昭和30年(1955)、古い写真をもとにして、大手門跡に高麗門と二重二階の隅櫓が再建されました。
隅櫓の下には打込接ぎの石垣。
赤穂城と言えば、上の写真のこの姿です。
赤穂城は、別称が示しているように、戦国末期に宇喜多氏の仮陣屋から始まっています。
近世城郭としての形になったのは関ケ原の戦いの後池田氏が治め、その後藩主となった浅野氏の時代の築城からです。
正保2年(1645)に常陸(ひたち)国笠間城主の浅野内匠頭長直(あさの たくみのかみ ながなお)が53,000石で入封し、幕府の許可を得て城の建造に取り掛かります。
13年かけて寛文元年(1661)に本格的な城郭を完成させました。
浅野長直は、入封時に新たに加増された土地を新田と塩田に開拓し、その収入を築城費用に充てたと言われています。
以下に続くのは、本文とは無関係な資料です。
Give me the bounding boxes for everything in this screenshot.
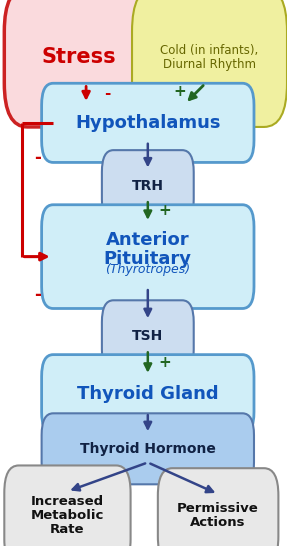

赤穂城は地図をみると良くわかりますが、濠に海水を引き入れた水(海)城です。
備前・播磨の制海権を確保するために築城されたことがよくわかります。
浅野氏は元禄14年(1701)長直の孫の内匠頭長矩(ながのり)が江戸城松の廊下で有名な刃傷事件を起こしてお家断絶。
その後は永井氏を経て森氏2万石の居城となり明治を迎えます。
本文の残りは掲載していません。